Un souci du détail... historique, mais aussi géographique

Pour mettre en image un livre qui retrace l’évolution d’un sport ayant vu le jour au XIème siècle, elle s’est ainsi évertuée à en représenter sciemment les sources historiques qui y sont évoquées (telles des tapisseries, des peintures à l’huile, des manuscrits, des journaux ou encore des comics des années 50).

“Chaque fois que je commençais une nouvelle chose, je la regardais et me disais : « C’est un manuscrit enluminé, quel genre de papier auraient-ils utilisé ?… Est-ce qu’ils utiliseraient de l’or ?… Est-ce que des trous seraient apparus ?… Aurait-il craquelé au sommet avec l’âge ? », « Je dois apprendre à faire du lettrage à la main ! »,« Quel genre d’écriture aurait existé à cette époque ? » J’ai donc essayé de trouver des méthodes pour que les choses se passent bien.

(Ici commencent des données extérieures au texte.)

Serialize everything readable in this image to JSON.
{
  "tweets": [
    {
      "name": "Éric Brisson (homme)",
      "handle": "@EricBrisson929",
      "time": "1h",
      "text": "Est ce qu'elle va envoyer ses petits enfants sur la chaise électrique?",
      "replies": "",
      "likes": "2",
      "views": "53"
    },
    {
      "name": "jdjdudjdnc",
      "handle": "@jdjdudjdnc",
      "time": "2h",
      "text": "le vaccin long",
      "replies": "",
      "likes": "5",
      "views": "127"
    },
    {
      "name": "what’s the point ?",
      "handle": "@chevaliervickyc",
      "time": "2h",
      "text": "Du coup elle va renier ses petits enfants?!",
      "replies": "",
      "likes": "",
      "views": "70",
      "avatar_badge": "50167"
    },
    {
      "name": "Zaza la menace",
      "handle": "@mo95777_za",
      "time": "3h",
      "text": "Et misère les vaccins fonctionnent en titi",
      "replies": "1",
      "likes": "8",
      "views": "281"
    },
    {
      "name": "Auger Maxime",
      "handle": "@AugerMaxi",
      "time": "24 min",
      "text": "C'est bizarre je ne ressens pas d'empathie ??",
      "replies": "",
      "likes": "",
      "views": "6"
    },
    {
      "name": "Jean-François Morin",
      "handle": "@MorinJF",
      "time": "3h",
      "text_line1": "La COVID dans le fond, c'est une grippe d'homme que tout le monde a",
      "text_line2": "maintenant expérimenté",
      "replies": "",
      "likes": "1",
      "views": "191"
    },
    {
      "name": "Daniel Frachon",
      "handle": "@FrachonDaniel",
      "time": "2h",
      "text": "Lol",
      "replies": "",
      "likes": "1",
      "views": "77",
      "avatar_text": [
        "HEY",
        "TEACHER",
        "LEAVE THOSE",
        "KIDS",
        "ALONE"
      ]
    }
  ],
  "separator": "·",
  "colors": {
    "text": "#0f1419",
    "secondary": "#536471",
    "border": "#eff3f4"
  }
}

C’était vraiment une grande phase d’apprentissage. […] J’essayais d’avoir la bonne impression des couleurs et des styles de chaque époque dans laquelle j’étais mais pas trop strictement, car c’est encore de la fiction!

À cette fidélité historique voulue, Emily Gravett y a ajouté une double difficulté : coller également à l’aspect géographique de ces sources. Et on sent qu’elle a effectué de sérieuses recherches. Par exemple, à l’évocation de la Course Annuelle de Balais (de Kopparberg à Arjeplog), elle a créé une affiche pour l’année 1956 sur laquelle elle a fait l’effort d’écrire en suédois (“Ett Arlight Kvastlopp”, course de balais annuelle). Autre exemple, lorsqu’il est question du Quidditch en Australie et Nouvelle-Zélande, elle y place une sculpture en bois taillée dans le style maori ou encore un herbier d’un botaniste européen où il est fait mention de fruits en maori (le kōhia / fruit de la passion et le kawakawa sorte de poivre néozélandais).

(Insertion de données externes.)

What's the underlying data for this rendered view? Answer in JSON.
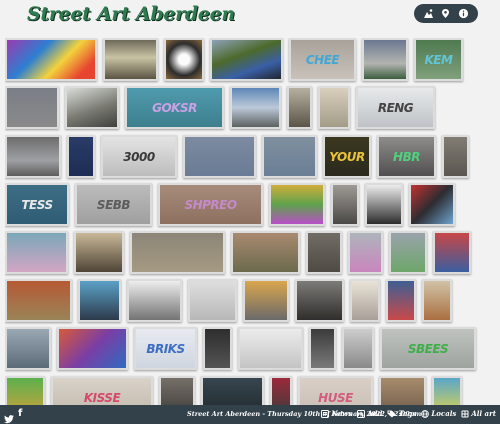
{
  "header": {
    "title": "Street Art Aberdeen"
  },
  "toolbar": [
    {
      "name": "gallery-view-icon",
      "label": ""
    },
    {
      "name": "map-pin-icon",
      "label": ""
    },
    {
      "name": "info-icon",
      "label": ""
    }
  ],
  "colors": {
    "title": "#2f7a4e",
    "bar": "#33414a",
    "background": "#f2f2f2"
  },
  "gallery": {
    "rows": [
      {
        "thumbs": [
          {
            "w": 92,
            "bg": "linear-gradient(135deg,#9c3bb0,#2d7fd1 35%,#f3d23d 60%,#e7452f 85%)",
            "text": "",
            "tc": "#fff"
          },
          {
            "w": 55,
            "bg": "linear-gradient(180deg,#6d6a5a,#c9c3a4 45%,#5b5443)",
            "text": "",
            "tc": "#fff"
          },
          {
            "w": 40,
            "bg": "radial-gradient(circle at 50% 50%,#fbfbfb 20%,#2c2c2c 60%,#8b6a3e)",
            "text": "",
            "tc": "#222"
          },
          {
            "w": 73,
            "bg": "linear-gradient(160deg,#8da3b8,#4d6a2c 40%,#3a5fa6 70%,#20262d)",
            "text": "",
            "tc": "#fff"
          },
          {
            "w": 67,
            "bg": "linear-gradient(180deg,#a8a29b,#c8c2ba)",
            "text": "CHEE",
            "tc": "#43a7d4"
          },
          {
            "w": 46,
            "bg": "linear-gradient(180deg,#6b7890,#b3b4b0 60%,#3c5f3f)",
            "text": "",
            "tc": "#fff"
          },
          {
            "w": 49,
            "bg": "linear-gradient(180deg,#4f7a50,#7fa07b)",
            "text": "KEM",
            "tc": "#62c5d5"
          }
        ]
      },
      {
        "thumbs": [
          {
            "w": 54,
            "bg": "linear-gradient(180deg,#7a7e86,#8a8a8a)",
            "text": "",
            "tc": "#78b6e6"
          },
          {
            "w": 54,
            "bg": "linear-gradient(160deg,#d9ddd8,#7b7b74 55%,#3f3f3d)",
            "text": "",
            "tc": "#fff"
          },
          {
            "w": 99,
            "bg": "linear-gradient(180deg,#4f9bae,#3d7f8e)",
            "text": "GOKSR",
            "tc": "#c8a2e4"
          },
          {
            "w": 51,
            "bg": "linear-gradient(180deg,#5d86b7,#bcc9d8 50%,#5d6161)",
            "text": "",
            "tc": "#fff"
          },
          {
            "w": 25,
            "bg": "linear-gradient(180deg,#b6b09f,#5b5549)",
            "text": "",
            "tc": "#fff"
          },
          {
            "w": 32,
            "bg": "linear-gradient(180deg,#d8d0bd,#a39c88)",
            "text": "",
            "tc": "#333"
          },
          {
            "w": 79,
            "bg": "linear-gradient(180deg,#e7e9ea,#bfc3c7)",
            "text": "RENG",
            "tc": "#444"
          }
        ]
      },
      {
        "thumbs": [
          {
            "w": 56,
            "bg": "linear-gradient(180deg,#6d6d6d,#9fa0a3 60%,#5d5d5d)",
            "text": "",
            "tc": "#fff"
          },
          {
            "w": 28,
            "bg": "linear-gradient(180deg,#293b67,#1d2d55)",
            "text": "",
            "tc": "#fff"
          },
          {
            "w": 76,
            "bg": "linear-gradient(180deg,#e4e4e4,#bdbdbd)",
            "text": "3000",
            "tc": "#3a3a3a"
          },
          {
            "w": 73,
            "bg": "linear-gradient(180deg,#7c8ba0,#6a7b95)",
            "text": "",
            "tc": "#e8a5d6"
          },
          {
            "w": 55,
            "bg": "linear-gradient(180deg,#7f8f9e,#6a7f95)",
            "text": "",
            "tc": "#fff"
          },
          {
            "w": 48,
            "bg": "linear-gradient(180deg,#3b3720,#2b2a1c)",
            "text": "YOUR",
            "tc": "#e7c33b"
          },
          {
            "w": 59,
            "bg": "linear-gradient(180deg,#8e8b8b,#514f4f)",
            "text": "HBR",
            "tc": "#4ed07d"
          },
          {
            "w": 27,
            "bg": "linear-gradient(180deg,#807c74,#5b5750)",
            "text": "",
            "tc": "#fff"
          }
        ]
      },
      {
        "thumbs": [
          {
            "w": 64,
            "bg": "linear-gradient(180deg,#3d6e86,#2e5c74)",
            "text": "TESS",
            "tc": "#e7e7e7"
          },
          {
            "w": 77,
            "bg": "linear-gradient(180deg,#bcbcbc,#9f9f9f)",
            "text": "SEBB",
            "tc": "#5d5d5d"
          },
          {
            "w": 105,
            "bg": "linear-gradient(180deg,#a78b7a,#8d7060)",
            "text": "SHPREO",
            "tc": "#c58ac9"
          },
          {
            "w": 56,
            "bg": "linear-gradient(180deg,#d0ad3b,#5ea24c 50%,#b84fc6)",
            "text": "",
            "tc": "#fff"
          },
          {
            "w": 28,
            "bg": "linear-gradient(180deg,#9e9a95,#4a4846)",
            "text": "",
            "tc": "#fff"
          },
          {
            "w": 38,
            "bg": "linear-gradient(180deg,#ededed,#2d2d2d)",
            "text": "",
            "tc": "#fff"
          },
          {
            "w": 46,
            "bg": "linear-gradient(135deg,#c4312e,#2d2d32 50%,#6fa3cf)",
            "text": "",
            "tc": "#fff"
          }
        ]
      },
      {
        "thumbs": [
          {
            "w": 63,
            "bg": "linear-gradient(180deg,#7ba7b8,#d2a6c4)",
            "text": "",
            "tc": "#fff"
          },
          {
            "w": 50,
            "bg": "linear-gradient(180deg,#c8b898,#4f4436)",
            "text": "",
            "tc": "#fff"
          },
          {
            "w": 95,
            "bg": "linear-gradient(180deg,#8c8578,#a59a82)",
            "text": "",
            "tc": "#fff"
          },
          {
            "w": 69,
            "bg": "linear-gradient(180deg,#aa8a70,#6b6a4d)",
            "text": "",
            "tc": "#fff"
          },
          {
            "w": 36,
            "bg": "linear-gradient(180deg,#716c65,#4f4a43)",
            "text": "",
            "tc": "#fff"
          },
          {
            "w": 35,
            "bg": "linear-gradient(180deg,#aeb4bb,#c986bd)",
            "text": "",
            "tc": "#fff"
          },
          {
            "w": 38,
            "bg": "linear-gradient(180deg,#9aa3ab,#6ea66a)",
            "text": "",
            "tc": "#fff"
          },
          {
            "w": 38,
            "bg": "linear-gradient(180deg,#c84747,#3a5ea0)",
            "text": "",
            "tc": "#fff"
          }
        ]
      },
      {
        "thumbs": [
          {
            "w": 67,
            "bg": "linear-gradient(180deg,#b65a34,#9a8357)",
            "text": "",
            "tc": "#fff"
          },
          {
            "w": 43,
            "bg": "linear-gradient(180deg,#5ba1c7,#2d3a4b)",
            "text": "",
            "tc": "#fff"
          },
          {
            "w": 55,
            "bg": "linear-gradient(180deg,#ededed,#737373)",
            "text": "",
            "tc": "#fff"
          },
          {
            "w": 49,
            "bg": "linear-gradient(180deg,#dedede,#b8b8b8)",
            "text": "",
            "tc": "#555"
          },
          {
            "w": 46,
            "bg": "linear-gradient(180deg,#d9a64d,#6a6a6a)",
            "text": "",
            "tc": "#fff"
          },
          {
            "w": 49,
            "bg": "linear-gradient(180deg,#7d7b77,#2f2e2c)",
            "text": "",
            "tc": "#fff"
          },
          {
            "w": 30,
            "bg": "linear-gradient(180deg,#e9e3d7,#a8a098)",
            "text": "",
            "tc": "#222"
          },
          {
            "w": 30,
            "bg": "linear-gradient(180deg,#3e5f93,#c94a4a)",
            "text": "",
            "tc": "#fff"
          },
          {
            "w": 30,
            "bg": "linear-gradient(180deg,#d1c2a6,#aa6f40)",
            "text": "",
            "tc": "#fff"
          }
        ]
      },
      {
        "thumbs": [
          {
            "w": 46,
            "bg": "linear-gradient(180deg,#9aa8b4,#5c6b78)",
            "text": "",
            "tc": "#fff"
          },
          {
            "w": 71,
            "bg": "linear-gradient(135deg,#d85a3a,#7a3ea5 50%,#2f6ac1)",
            "text": "",
            "tc": "#fff"
          },
          {
            "w": 63,
            "bg": "linear-gradient(180deg,#e7eaf0,#d0d6e0)",
            "text": "BRIKS",
            "tc": "#3d6fc3"
          },
          {
            "w": 29,
            "bg": "linear-gradient(180deg,#2e2e2e,#545454)",
            "text": "",
            "tc": "#fff"
          },
          {
            "w": 65,
            "bg": "linear-gradient(180deg,#ececec,#c4c4c4)",
            "text": "",
            "tc": "#222"
          },
          {
            "w": 27,
            "bg": "linear-gradient(180deg,#3b3b3b,#7a7a7a)",
            "text": "",
            "tc": "#fff"
          },
          {
            "w": 32,
            "bg": "linear-gradient(180deg,#cdcdcd,#8a8a8a)",
            "text": "",
            "tc": "#fff"
          },
          {
            "w": 96,
            "bg": "linear-gradient(180deg,#bfc3c0,#9ea39f)",
            "text": "SBEES",
            "tc": "#3fae4b"
          }
        ]
      },
      {
        "thumbs": [
          {
            "w": 40,
            "bg": "linear-gradient(180deg,#5bb04e,#d2a13b)",
            "text": "",
            "tc": "#fff"
          },
          {
            "w": 102,
            "bg": "linear-gradient(180deg,#d8d2c9,#c2b8ab)",
            "text": "KISSE",
            "tc": "#d44a6c"
          },
          {
            "w": 36,
            "bg": "linear-gradient(180deg,#76706a,#3d3a37)",
            "text": "",
            "tc": "#fff"
          },
          {
            "w": 63,
            "bg": "linear-gradient(180deg,#37464f,#20272c)",
            "text": "",
            "tc": "#fff"
          },
          {
            "w": 22,
            "bg": "linear-gradient(180deg,#9b2b3b,#3a3a3a)",
            "text": "",
            "tc": "#fff"
          },
          {
            "w": 75,
            "bg": "linear-gradient(180deg,#d9cfc7,#c9bdb3)",
            "text": "HUSE",
            "tc": "#d25c7d"
          },
          {
            "w": 47,
            "bg": "linear-gradient(180deg,#a88b6c,#6b5a4a)",
            "text": "",
            "tc": "#fff"
          },
          {
            "w": 30,
            "bg": "linear-gradient(180deg,#5aa6c9,#e2d64b)",
            "text": "",
            "tc": "#fff"
          }
        ]
      }
    ]
  },
  "footer": {
    "twitter_icon": "twitter-icon",
    "facebook_label": "f",
    "text": "Street Art Aberdeen - Thursday 10th of February 2022, 12:09pm",
    "links": [
      {
        "name": "news",
        "icon": "news-icon",
        "label": "News"
      },
      {
        "name": "add",
        "icon": "add-icon",
        "label": "Add"
      },
      {
        "name": "tags",
        "icon": "tags-icon",
        "label": "Tags"
      },
      {
        "name": "locals",
        "icon": "globe-icon",
        "label": "Locals"
      },
      {
        "name": "all-art",
        "icon": "all-art-icon",
        "label": "All art"
      }
    ]
  }
}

La conception d'objets réels

Par souci de réalisme, elle est même allée jusqu’à la fabrication d’objets d’objet. Elle a ainsi mesuré la taille d’un Souafle, façonné une assiette dans un style japonisant, bricolé un balai avec le bois de son jardin ou encore cousu une peluche de farfadet.

Alors qu’elle s’inquiétait que le chapitre sur les différentes balles de Quidditch ne soit “quelque peu rébarbatif”, elle s’est finalement rendu compte que c’était le contraire. Elle a alors eu l’idée de les représenter sur une double-page à feuillets dépliants : “Je me suis dit que ce serait une bonne chose de mettre la taille réelle des balles sous cette forme – alors je les ai mesurées sur Photoshop. Quand je les ai vues imprimées, je me suis dit : « Ce n’est pas possible, il doit y avoir une erreur ?! ». Mais j’ai fait beaucoup de recherches sur les tailles pour m’assurer que j’avais le Souaffle le plus précis !”

Avouant que c’était une première de faire ça, elle décrit comme de “médiocre qualité” l’assiette japonaise qu’elle a fait à la main et qui figure au chapitre 8 en référence à l’équipe des Tengu de Toyohashi. Même si elle a adoré la façonner, [elle n’est pas] un maître potier et c’est la raison pour laquelle [elle s’est] arrangée pour qu’elle soit étiquetée comme ‘rebus’.”

De tous les objets qu’elle a confectionné elle-même, la peluche de farfadet est son objet préféré. “Je l’ai toujours quelques part, pas loin”. Cette mascotte des Crécerelles de Kenmare, elle l’a cousu à la main avec du feutre.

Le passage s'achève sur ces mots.